The Cartan group is the free nilpotent Lie group of rank 2 and step 3. We consider the left-invariant sub-Riemannian problem on the Cartan group defined by an inner product in the first layer of its Lie algebra. This problem gives a nilpotent approximation of an arbitrary sub-Riemannian problem with the growth vector (2,3,5). In previous works, we described a group of symmetries of the sub-Riemannian problem on the Cartan group, and the corresponding Maxwell time — the first time when symmetric geodesics intersect one another. It is known that geodesics are not globally optimal after the Maxwell time. In this work, we study local optimality of geodesics on the Cartan group. We prove that the first conjugate time along a geodesic is not less than the Maxwell time corresponding to the group of symmetries. We characterize geodesics for which the first conjugate time is equal to the first Maxwell time. Moreover, we describe continuity of the first conjugate time near infinite values.

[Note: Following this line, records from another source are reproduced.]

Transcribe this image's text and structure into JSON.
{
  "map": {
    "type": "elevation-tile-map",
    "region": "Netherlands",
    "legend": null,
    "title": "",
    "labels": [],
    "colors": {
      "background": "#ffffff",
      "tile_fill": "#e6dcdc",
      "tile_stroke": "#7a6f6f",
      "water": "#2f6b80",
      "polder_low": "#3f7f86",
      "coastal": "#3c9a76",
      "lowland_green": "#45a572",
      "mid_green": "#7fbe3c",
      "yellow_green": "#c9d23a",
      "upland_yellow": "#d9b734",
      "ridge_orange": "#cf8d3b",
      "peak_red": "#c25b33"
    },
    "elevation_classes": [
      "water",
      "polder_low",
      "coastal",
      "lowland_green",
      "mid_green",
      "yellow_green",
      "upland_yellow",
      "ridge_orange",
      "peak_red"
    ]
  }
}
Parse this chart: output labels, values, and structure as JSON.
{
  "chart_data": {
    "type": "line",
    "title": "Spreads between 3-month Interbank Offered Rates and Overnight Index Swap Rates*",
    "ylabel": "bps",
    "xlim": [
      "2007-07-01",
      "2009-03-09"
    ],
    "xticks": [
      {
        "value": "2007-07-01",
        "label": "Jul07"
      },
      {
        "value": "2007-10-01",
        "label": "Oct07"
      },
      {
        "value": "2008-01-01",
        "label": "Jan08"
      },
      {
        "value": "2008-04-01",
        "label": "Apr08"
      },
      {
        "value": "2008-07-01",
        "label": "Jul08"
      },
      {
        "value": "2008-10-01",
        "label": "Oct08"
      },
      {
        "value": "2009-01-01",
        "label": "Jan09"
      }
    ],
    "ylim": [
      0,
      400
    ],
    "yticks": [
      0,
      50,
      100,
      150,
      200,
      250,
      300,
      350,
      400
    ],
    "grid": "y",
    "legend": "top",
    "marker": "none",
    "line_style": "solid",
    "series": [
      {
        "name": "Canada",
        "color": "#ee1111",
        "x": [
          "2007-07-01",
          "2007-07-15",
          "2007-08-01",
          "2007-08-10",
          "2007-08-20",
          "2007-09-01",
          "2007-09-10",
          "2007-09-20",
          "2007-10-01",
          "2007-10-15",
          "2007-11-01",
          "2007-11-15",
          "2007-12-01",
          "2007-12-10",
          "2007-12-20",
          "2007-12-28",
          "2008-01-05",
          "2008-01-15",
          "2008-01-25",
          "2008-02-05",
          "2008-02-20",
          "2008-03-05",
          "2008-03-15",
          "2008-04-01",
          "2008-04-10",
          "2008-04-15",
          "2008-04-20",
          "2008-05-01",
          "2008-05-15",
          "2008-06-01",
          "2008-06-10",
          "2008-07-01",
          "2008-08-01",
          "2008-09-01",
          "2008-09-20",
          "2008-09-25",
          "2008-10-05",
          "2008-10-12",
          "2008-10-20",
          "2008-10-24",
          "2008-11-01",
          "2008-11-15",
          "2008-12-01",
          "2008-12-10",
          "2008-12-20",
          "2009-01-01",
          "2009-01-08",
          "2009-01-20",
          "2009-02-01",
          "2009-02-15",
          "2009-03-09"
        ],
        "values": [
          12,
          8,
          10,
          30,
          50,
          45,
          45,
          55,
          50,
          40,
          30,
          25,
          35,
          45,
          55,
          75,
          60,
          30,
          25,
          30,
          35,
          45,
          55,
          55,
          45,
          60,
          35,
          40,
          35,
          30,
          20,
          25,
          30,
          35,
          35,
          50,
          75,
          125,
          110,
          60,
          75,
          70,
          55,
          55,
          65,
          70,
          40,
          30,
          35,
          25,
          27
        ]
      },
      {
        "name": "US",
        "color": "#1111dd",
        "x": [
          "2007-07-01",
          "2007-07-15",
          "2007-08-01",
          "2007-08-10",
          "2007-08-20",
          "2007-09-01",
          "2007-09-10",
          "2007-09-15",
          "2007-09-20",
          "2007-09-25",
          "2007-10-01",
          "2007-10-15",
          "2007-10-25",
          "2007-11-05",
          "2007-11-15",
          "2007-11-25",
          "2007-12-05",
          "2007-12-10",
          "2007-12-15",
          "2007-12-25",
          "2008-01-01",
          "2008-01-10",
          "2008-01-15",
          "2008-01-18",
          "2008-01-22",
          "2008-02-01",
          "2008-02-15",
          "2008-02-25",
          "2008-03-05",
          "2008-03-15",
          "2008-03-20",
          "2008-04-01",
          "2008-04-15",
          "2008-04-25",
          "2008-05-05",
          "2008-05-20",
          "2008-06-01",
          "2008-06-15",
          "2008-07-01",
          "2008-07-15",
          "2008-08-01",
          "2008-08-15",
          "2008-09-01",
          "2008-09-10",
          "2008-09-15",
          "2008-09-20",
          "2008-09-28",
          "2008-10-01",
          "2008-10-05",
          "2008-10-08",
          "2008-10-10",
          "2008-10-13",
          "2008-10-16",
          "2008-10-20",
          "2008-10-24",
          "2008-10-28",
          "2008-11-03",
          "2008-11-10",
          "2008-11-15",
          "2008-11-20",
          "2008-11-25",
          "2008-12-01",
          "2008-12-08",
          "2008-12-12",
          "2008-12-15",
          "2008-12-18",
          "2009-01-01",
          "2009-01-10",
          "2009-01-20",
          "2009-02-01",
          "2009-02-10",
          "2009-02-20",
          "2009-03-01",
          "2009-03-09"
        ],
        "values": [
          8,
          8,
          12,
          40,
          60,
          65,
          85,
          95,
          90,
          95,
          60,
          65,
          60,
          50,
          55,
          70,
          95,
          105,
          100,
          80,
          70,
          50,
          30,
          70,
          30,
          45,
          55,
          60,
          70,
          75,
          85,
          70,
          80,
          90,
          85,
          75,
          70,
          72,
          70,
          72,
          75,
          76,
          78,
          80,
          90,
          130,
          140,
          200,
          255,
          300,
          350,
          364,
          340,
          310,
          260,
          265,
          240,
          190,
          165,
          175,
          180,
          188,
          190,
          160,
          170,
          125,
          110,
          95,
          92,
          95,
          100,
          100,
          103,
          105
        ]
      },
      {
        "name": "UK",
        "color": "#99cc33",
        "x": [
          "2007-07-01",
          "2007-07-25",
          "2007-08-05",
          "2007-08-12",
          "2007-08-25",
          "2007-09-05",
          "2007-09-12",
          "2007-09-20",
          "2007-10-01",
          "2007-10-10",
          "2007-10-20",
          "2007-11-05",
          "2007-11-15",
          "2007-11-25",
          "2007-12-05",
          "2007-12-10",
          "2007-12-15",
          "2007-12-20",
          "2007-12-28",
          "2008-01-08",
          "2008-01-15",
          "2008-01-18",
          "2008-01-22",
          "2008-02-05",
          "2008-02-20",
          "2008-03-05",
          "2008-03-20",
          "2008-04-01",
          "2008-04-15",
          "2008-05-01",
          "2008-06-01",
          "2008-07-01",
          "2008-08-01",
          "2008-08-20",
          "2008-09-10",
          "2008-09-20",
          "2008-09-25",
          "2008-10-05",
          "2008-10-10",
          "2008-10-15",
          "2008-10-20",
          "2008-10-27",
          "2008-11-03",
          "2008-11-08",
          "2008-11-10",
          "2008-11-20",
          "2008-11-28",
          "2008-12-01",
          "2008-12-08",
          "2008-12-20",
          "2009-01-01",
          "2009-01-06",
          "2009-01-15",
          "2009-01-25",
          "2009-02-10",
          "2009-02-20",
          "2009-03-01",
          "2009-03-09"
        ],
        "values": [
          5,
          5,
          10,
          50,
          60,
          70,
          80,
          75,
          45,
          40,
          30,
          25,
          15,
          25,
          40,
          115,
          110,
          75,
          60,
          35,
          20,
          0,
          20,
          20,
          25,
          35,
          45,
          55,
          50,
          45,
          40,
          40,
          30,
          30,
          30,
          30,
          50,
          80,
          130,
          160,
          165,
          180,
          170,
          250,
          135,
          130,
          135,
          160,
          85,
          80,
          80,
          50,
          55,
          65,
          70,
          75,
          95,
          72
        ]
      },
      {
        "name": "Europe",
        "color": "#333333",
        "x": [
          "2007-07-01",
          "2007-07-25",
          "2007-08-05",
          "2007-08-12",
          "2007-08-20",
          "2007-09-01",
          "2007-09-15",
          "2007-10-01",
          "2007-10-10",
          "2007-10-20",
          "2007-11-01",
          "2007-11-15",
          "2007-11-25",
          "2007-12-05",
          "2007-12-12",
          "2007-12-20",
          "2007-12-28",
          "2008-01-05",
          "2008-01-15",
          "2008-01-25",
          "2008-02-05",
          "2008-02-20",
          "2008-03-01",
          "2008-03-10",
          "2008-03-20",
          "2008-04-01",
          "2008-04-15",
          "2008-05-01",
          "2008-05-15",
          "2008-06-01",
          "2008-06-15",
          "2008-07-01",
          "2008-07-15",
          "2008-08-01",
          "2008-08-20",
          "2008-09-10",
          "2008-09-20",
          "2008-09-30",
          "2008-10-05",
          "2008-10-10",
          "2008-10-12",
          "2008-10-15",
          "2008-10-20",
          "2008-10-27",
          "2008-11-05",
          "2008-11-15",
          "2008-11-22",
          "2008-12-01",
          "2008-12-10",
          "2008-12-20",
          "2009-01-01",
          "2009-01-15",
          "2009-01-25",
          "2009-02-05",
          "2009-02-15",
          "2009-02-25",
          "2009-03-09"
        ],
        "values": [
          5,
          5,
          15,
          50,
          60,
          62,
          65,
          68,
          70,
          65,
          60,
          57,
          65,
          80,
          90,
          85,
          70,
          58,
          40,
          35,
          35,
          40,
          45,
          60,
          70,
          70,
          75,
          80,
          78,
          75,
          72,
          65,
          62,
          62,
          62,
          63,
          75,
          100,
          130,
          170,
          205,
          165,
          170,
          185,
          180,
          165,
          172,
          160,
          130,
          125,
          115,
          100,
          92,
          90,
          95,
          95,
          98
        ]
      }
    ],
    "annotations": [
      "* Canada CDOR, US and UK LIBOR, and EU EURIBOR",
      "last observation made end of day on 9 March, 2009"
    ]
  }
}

Cartan 群是阶 2 和步骤 3 的自由幂零李群。我们考虑由其李代数第一层的内积定义的 Cartan 群上的左不变子黎曼问题。该问题给出了具有增长向量 (2,3,5) 的任意子黎曼问题的幂零近似。在之前的工作中，我们描述了嘉当群上的子黎曼问题的一组对称性，以及相应的麦克斯韦时间——对称测地线第一次相互交叉。众所周知，在麦克斯韦时间之后，测地线不是全局最优的。在这项工作中，我们研究了 Cartan 群上测地线的局部最优性。我们证明沿测地线的第一共轭时间不小于对应于对称群的麦克斯韦时间。我们描述了第一共轭时间等于第一麦克斯韦时间的测地线。此外，我们描述了接近无穷大值的第一共轭时间的连续性。